Each of the 28,200 plastic ducks, turtles and frogs that spilled from the ill-fated cargo container was stamped with a unique manufacturing code. As they washed ashore — sometimes thousands of miles from the original spillage — scientists soon realized they could trace the toys back to the launch point, documenting previously unsuspected ocean currents.

In the years since, Ebbesmeyer and his colleagues have tracked flotillas of floating hockey gloves, sodden sneakers, Guinness bottles, Japanese tops and New England lobster pot tags. All were labeled with some unique identifier that, in the serendipity of science, turned them from trash into data points charting vast, circular ocean gyres.

These global conveyor belts swept some of the tub toys from the 1992 spill through the Bering Strait into the Arctic Ocean, where the pack ice carried them over the North Pole into the North Atlantic Ocean, said Ebbesmeyer. Eleven years later in 2003, one of the plastic ducks turned up in Maine, while one of the plastic frogs washed up in Scotland, more than 7,000 miles from where it started.

Ebbesmeyer likes to call his research endeavor, documented last year in the American Geophysical Union’s journal, Eos, “accidental oceanography.”

Based on his experience, the NASA researchers ought to expect their yellow ducks to turn up where they least expect, perhaps decades from now. “These ducks last and last far beyond what anybody thinks,” he says. “They keep going round and round the ocean.”


Dye fails

While Behar at JPL was ordering his toy ducks earlier this year, glaciologist Sarah Das at the Woods Hole Oceanographic Institution in Massachusetts was looking for an inexpensive way to find out more about the water under the same Greenland glacier. She has been monitoring the drainage from the hundreds of melt-water lakes that dot the ice cap in high summer, some of them two or three miles across and more than 60 feet deep.

Last April, Das and her colleagues reported in the journal Science that they’d seen one large glacial lake drain in 90 minutes through a fracture that split the ice 980 meters down to bedrock. “If you calculate the volume, of water, it actually exceeds the flow over Niagara Falls,” she says. Scientists suspect these sub-glacial floods lubricate the bedrock under the ice sheets of Greenland and Antarctica, like a water slide, and accelerate the rate at which glaciers flow to the sea and break apart.
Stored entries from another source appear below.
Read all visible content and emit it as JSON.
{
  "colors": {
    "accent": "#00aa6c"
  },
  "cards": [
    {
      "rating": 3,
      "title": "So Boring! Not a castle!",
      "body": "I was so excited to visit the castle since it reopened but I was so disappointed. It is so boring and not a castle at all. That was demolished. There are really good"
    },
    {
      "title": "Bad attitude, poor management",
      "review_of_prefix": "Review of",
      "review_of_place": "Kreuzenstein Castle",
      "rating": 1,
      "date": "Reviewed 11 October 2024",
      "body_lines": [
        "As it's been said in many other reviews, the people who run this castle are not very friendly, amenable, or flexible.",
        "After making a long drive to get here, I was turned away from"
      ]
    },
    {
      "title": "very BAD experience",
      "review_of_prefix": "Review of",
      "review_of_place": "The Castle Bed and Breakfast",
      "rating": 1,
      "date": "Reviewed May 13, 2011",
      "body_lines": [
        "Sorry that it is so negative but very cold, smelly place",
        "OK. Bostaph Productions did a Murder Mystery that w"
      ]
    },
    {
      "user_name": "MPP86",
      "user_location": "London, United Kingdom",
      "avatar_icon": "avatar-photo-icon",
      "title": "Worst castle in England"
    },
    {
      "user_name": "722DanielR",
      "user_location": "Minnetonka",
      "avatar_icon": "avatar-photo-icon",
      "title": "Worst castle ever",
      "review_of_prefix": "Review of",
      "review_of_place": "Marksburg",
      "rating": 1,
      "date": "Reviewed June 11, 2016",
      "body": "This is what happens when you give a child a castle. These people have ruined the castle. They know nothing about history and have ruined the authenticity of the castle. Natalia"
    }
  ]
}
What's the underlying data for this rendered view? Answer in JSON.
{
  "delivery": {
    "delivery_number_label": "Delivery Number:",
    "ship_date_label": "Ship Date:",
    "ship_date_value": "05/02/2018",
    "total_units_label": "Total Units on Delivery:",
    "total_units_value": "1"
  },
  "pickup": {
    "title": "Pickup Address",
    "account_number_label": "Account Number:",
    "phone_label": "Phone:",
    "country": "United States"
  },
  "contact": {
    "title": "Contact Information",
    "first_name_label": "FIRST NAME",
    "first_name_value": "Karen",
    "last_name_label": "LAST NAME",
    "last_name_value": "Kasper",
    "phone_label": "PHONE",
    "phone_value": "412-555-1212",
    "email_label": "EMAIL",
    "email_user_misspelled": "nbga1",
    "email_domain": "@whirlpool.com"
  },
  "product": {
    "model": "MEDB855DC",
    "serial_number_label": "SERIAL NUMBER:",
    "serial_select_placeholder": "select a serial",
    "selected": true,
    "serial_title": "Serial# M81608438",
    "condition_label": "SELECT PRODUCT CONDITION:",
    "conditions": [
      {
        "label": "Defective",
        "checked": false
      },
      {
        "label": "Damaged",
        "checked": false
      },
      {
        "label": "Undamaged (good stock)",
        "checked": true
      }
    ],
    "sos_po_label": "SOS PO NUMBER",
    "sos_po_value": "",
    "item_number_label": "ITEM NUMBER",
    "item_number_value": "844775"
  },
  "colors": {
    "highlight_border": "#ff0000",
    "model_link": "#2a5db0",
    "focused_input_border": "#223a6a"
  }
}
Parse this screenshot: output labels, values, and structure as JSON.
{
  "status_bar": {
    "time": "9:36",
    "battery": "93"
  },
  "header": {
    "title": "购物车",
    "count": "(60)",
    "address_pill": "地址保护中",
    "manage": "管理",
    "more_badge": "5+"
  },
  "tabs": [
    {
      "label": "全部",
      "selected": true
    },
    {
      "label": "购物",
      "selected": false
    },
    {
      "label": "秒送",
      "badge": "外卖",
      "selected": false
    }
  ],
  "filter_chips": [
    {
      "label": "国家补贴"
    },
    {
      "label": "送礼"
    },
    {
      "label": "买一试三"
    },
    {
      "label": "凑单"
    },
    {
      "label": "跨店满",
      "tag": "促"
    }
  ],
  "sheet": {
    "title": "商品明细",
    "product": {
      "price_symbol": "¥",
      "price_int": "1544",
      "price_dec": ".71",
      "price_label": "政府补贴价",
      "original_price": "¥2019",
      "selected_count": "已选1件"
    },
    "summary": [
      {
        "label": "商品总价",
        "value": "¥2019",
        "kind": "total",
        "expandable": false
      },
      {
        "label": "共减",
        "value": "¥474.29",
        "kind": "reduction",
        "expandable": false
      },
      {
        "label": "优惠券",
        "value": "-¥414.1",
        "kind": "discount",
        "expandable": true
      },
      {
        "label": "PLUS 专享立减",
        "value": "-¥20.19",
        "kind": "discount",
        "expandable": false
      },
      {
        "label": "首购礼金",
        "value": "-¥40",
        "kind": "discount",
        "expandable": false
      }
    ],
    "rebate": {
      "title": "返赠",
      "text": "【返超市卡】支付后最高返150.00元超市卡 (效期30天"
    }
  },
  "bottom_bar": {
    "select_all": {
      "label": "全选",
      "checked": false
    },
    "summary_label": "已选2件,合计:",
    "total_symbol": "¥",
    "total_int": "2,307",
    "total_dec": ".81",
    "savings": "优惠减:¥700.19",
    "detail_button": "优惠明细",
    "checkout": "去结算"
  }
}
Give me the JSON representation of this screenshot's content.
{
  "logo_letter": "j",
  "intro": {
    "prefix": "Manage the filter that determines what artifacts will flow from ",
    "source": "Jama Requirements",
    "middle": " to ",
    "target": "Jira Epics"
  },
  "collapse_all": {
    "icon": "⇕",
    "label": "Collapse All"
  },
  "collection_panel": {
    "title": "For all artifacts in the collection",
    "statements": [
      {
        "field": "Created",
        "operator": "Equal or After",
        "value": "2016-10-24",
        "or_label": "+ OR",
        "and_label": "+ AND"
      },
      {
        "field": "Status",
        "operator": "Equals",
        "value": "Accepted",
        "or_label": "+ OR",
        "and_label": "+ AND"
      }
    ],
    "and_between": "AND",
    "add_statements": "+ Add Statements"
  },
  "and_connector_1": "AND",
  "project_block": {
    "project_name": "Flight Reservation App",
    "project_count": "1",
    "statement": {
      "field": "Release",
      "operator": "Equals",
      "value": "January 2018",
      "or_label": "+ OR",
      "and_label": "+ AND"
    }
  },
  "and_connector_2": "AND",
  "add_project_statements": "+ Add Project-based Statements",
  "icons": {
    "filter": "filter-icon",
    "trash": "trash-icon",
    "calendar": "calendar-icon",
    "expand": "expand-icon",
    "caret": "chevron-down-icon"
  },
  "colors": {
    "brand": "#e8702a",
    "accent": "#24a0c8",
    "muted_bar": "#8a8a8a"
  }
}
Das first thought to throw 10,000 elastic bouncy balls into one such fissure in the hope the balls would be washed under the ice and out to sea 25 miles away. After consulting the manufacturer, she decided such toys were too buoyant and would be trapped in the crevasses. She settled instead on the idea of pouring a nontoxic red dye into the melt water. “We guessed the dye might come out in the bay half a day later or maybe, if it was taking a really tortuous path, half a week,” Das says.

For a week in July, her students cruised back and forth across Disko Bay, trailing through the water a sensor able to detect microscopic traces of the fluorescent chemical. They never detected the dye.

As researchers learn more about the mechanics of Greenland’s glaciers, they are becoming convinced that, by itself, the sub-surface water slide created by so much melting ice may be a short-lived seasonal effect, says University of Washington polar scientist Ian Joughin. The glaciers speed up in the summer but slow down in the fall. If that’s true, there may be little risk the ice sheet will collapse as some scientists recently feared — at least not for the foreseeable future. Every year since 1979, however, the melt zone has reached deeper inland and further up the sloping ice cap.

Meanwhile, Behar seeks his wayward flock, submerged in currents of climate change. In a separate experiment, he tossed into the melt water a small metal tube stuffed with sensors, including a satellite modem. It, too, has yet to turn up.

“Right now, we just see the water going into a big hole,” says Behar. “We have no idea what it is like under there.”